Werner Vogels says that creating backdoors could open a Pandora’s Box.
The battle over encryption between Apple and the U.S. federal government is all the tech industry is talking about across the world.
Apple is fighting a court order from the FBI to decrypt the information of the iPhone from one of the perpetrators of the San Bernardino mass shooting in December 2015. Apple is protesting that the U.S. government is asking it to create a backdoor—a completely new version of iOS—to open the iPhone so that the FBI can further its investigation into the contacts and communications of the shooter.
The case, of course is not black and white. What the FBI is asking Apple to do could potentially harm the security and privacy of all iOS users across the world and set a dangerous precedent when it comes to building digital forensic tools for third-party organizations (like other governments across the world).
Apple CEO Tim Cook issued a public letter vowing to fight the court order to decrypt the phone and technologists from across the world—including the CEOs of Google, Twitter and more—are standing with Apple.
Today at Mobile Sunday at Mobile World Congress in Barcelona, Amazon chief technology officer Werner Vogels stated unequivocally that no company should build backdoors into the security of their products and that the decision to share data should be wholly in the hands of the individual customers that own that data.
We have a very strong opinion on this. We believe that you cannot have a connected business, or an Internet-connected business and not make security and protection of your customers your number one priority.
Encryption plays a very, very important role in that. To be honest, it is one of the few really strong tools we have so customers know that only they have access to their data and nobody else.
In our cloud division we put encryption into all of our services where customers can manage their own keys. I think that encrypting your data … of your customers is mandatory. It is not only mandatory from a business point or in the cloud, but also on premise. You should be encrypting your data. Without backdoors you can be sure that you are the only one who has access to your data.

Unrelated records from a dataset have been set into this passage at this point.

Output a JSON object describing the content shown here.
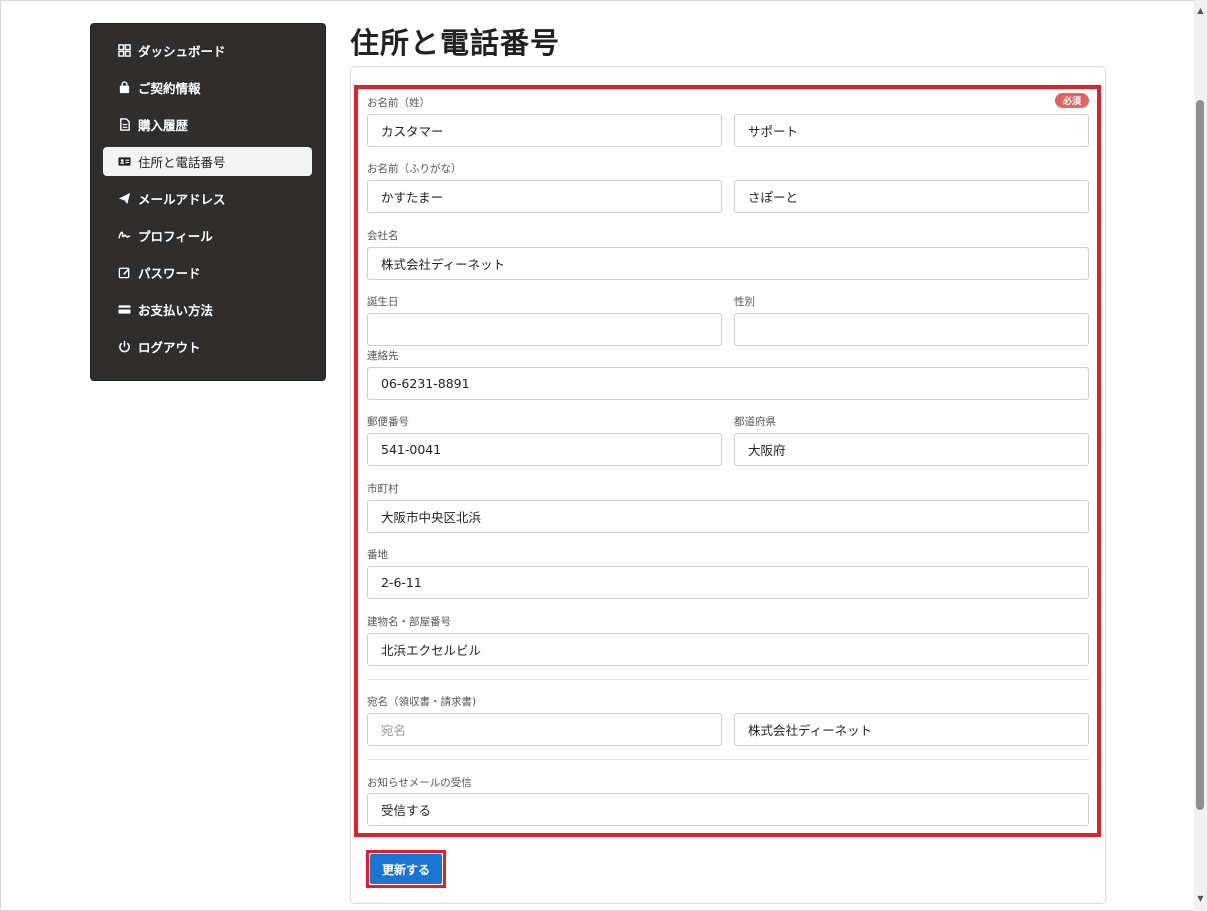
{
  "sidebar": {
    "items": [
      {
        "label": "ダッシュボード",
        "icon": "dashboard-icon"
      },
      {
        "label": "ご契約情報",
        "icon": "bag-icon"
      },
      {
        "label": "購入履歴",
        "icon": "document-icon"
      },
      {
        "label": "住所と電話番号",
        "icon": "id-card-icon",
        "active": true
      },
      {
        "label": "メールアドレス",
        "icon": "paper-plane-icon"
      },
      {
        "label": "プロフィール",
        "icon": "signature-icon"
      },
      {
        "label": "パスワード",
        "icon": "edit-icon"
      },
      {
        "label": "お支払い方法",
        "icon": "credit-card-icon"
      },
      {
        "label": "ログアウト",
        "icon": "power-icon"
      }
    ]
  },
  "page_title": "住所と電話番号",
  "form": {
    "required_badge": "必須",
    "name_label": "お名前（姓）",
    "last_name": "カスタマー",
    "first_name": "サポート",
    "kana_label": "お名前（ふりがな）",
    "last_name_kana": "かすたまー",
    "first_name_kana": "さぽーと",
    "company_label": "会社名",
    "company": "株式会社ディーネット",
    "birthday_label": "誕生日",
    "birthday": "",
    "gender_label": "性別",
    "gender": "",
    "phone_label": "連絡先",
    "phone": "06-6231-8891",
    "zip_label": "郵便番号",
    "zip": "541-0041",
    "prefecture_label": "都道府県",
    "prefecture": "大阪府",
    "city_label": "市町村",
    "city": "大阪市中央区北浜",
    "address_label": "番地",
    "address": "2-6-11",
    "building_label": "建物名・部屋番号",
    "building": "北浜エクセルビル",
    "addressee_label": "宛名（領収書・請求書)",
    "addressee_placeholder": "宛名",
    "addressee_company": "株式会社ディーネット",
    "newsletter_label": "お知らせメールの受信",
    "newsletter": "受信する",
    "submit_label": "更新する"
  },
  "colors": {
    "sidebar_bg": "#302e2c",
    "highlight": "#e0202c",
    "button": "#1a76d2",
    "badge": "#e46464"
  }
}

The moment there are backdoors in encryption technologies, you no longer have that guarantee. You can no longer trust the technology that you have that you are the only one has access to your data. You would [be the one] who decides to share your data, with organizations or governments or whatever. But it is you who makes that decision. And I am a strong believer in that if there are backdoors and only one organization knows that there is backdoors, you are living in a very dangerous illusion.
Because the moment there is backdoors, evil players will get access to these backdoors eventually and renders encryption useless. So we are very strong believers that encryption should be in the hands of our customers and they should be the ones who decide who has access to the data and nobody else.
Without mentioning Apple or the FBI, Vogels is saying that the U.S. government’s stance that it only wants Apple’s help to decrypt the one iPhone and that only the FBI will have access to the backdoor is, at best, a dangerous illusion.
Forensic scientist Jonathan Zdziarski, who has built digital forensic tools for the U.S. government before, agrees. In a blog post on his website, Zdziarski explains the clever ploy by the FBI to have Apple build specific tools to decrypt the San Bernardino iPhone that would have wide-reaching impacts across the technology and law enforcement landscapes.
In the same vein, you’ll also notice that in demanding a tool, FBI has sneakily ensured that a more “open” copy of the software will have to be released (that will work on other devices) in order for it to be tested, validated, and re-tested by a defense team. This guarantees that the hacking tool FBI is forcing Apple to write will be out in the public, where it will be in the hands of multiple agencies and private attorneys.